Sunday, December 2, 2007

Thing 23!! Nearly the end...for now

I liked the image generated for the last entry in the training blog. Very amusing and clever, particularly as I am doing this work on Dec 3rd.

I have very much enjoyed this program and would like to say thanks for all of the hard work that has gone into creating it for us and supporting it...along with all of our questions and glitches.

I feel that there will be several things that will be taken up very quickly in our library service..(that means in the new year!). RSS feeds, Bloglines, librarything are just some of the things that I see being implemented. This assumes that I can persuade others, if they don't already agree. Also, wiki approaches for information that we can all use to keep infromation relevant and current.

CHRLC is launching a new web site in the new year. I hope it has been set up with enough flexibility that various of these things can be incorporated into it.

I know I will use many of these web 2.0 services personally from now on and that I will be showing people I know personally how to use them.

I have made a commitment in my annual review to conduct some internet/computer training with patrons, in very small groups, and I can see that I will be using the things learned in those.

I very much enjoyed the approach of the training. training doesn't have to be should be fun and relevant. Bring on libraries 2.0.

Thankyou once again.

Made my blog link work on fav blogs page

Finally made my link seem right on the Favourite Blogs part of the pbwiki sandbox. I included my blog under the Victorian Public Libraries(Australia)title, in the CHRLC section.

I'm nearly finished this learning 2.0 program now!

Flicka fun and mash ups...oops

I realised when looking back over the web 2.0 course that somehow I had missed doing these fun activities from #6. So, I thought I had better go and catch up.
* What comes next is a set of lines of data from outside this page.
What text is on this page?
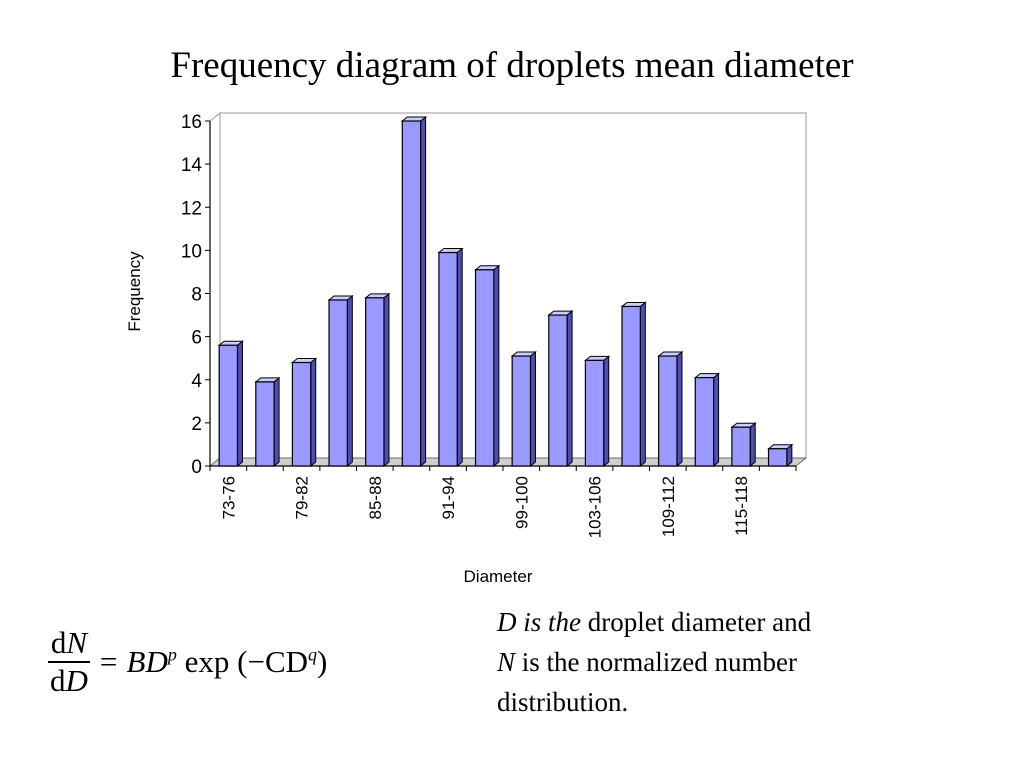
Frequency diagram of droplets mean diameter
0
2
4
6
8
10
12
14
16
73-76	79-82	85-88	91-94	99-100	103-106	109-112	115-118
Diameter
Frequency
$\frac{dN}{dD} = BD^p$ $\exp (-CD^q)$
D is the droplet diameter and
N is the normalized number
distribution.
Yahoo-Flicka-Wikipedia-Weathermap has a terrible name, but is a great mashup. You nominate a city, see photos from there, short snippets from wikipedia about there and a map, all on one page. I have it currently set on London. I can see this as a great way to entice kids to find out a bit about places. I'm going back to see what Melbourne and New York look like. I found out about this mashup from the MashupAwards site, which I have linked into my blogroll.

Audiobooks (or "The end is in sight")

I looked at the homepage for the Project Gutenberg and realised that I had known about this and forgotten it. It is a great initiative. It is interesting in the light of the tension for libraries to try to be a repository of literary works, as well as fulfill all of the other aims of libraries(all on a limited budget).

I was immediately aware that the audio books I saw listed seemed to all be male authors, except for Beatrix Potter. When I actually did a search the ebooks I found lots of Jane Austen, but still an enormous amount of male authors. I was interested to see the asian ebook project, as well things like the buddhist ebook group.

Talking books at the library are already very popular, I can see these continuing on in the same vein. It provides another option. The physical talking books aren't very sturdy, tapes break and MP3s and CDs get scratched. It may be an effective way to reduce the costs for libraries of keeping up with the spoilage rates.

I noticed Mark Twain's 'On the decay of the art of lying' and I am very interested to listen to that. I can't believe in the modern age with all of the spin doctoring that there is any danger of it dying out!!

Podcasts, smodcasts!

I have selected a podcast that shows in my bloglines over to the right as 'City talks - building better cities' that examines how places can be designed/supported to encourage community. I found this using I found it to be a very easy site that was well organised. I think there are a lot of very interesting podcasts out there. Again, I am not entirely sure of their application in our library service because of the issues regarding the slow speeds of the dial up internet access that many peope use in our country area. I'm not even sure what could be supported direct at our library. In the future I think it could be a good tool for the library to use, perhaps book reviews, guided historical walks along our bushwalking tracks, guided talks on natural features like our recently extinct volcano, guided talks about historical and local flavour things (like our tree of knowledge!). Lots of focussed local information eg about the current debate on windfarms in our area.

You too can YouTube

A video called 'The adventures of super librarian' created by circulating.

I love the idea of YouTube but it is impractical with dial up. Way too slow. Many patrons come to the library to use our broadband as it is generally not available. The library service struggles to have the capacity for this. I don't see this technology being relevant for the country areas until the web revolution reaches us!! This is a pity.

Discovering web 2.0 tools

I had a look at It is hard for a book lover to go past a book site! It seems a very reputable commercial shopfront for buying primarily rare or out of print books. I found several by Barbara Deming I might be interested in!! It made me realise that I haven't been thinking about the more commercial activities as web 2.0. Of course they involve interaction, of a sort, but I think of web 2.0 as somehow the more exciting, fun stuff. I use a lot of commercially related web 2.0 sites all of the time, so I suppose they don't seem as exciting. It was interesting to see the opportunities on the site for discussions on books and all sorts of other things. I could see discussions that had happened over a couple of week period to sort out returns of money from credit cards when booksellers couldn't fill a book order. I found it one of the ways I decided that the site seems reputable. I'm not sure how this could be used in a library context. I will be looking at lots of the other sites that received awards.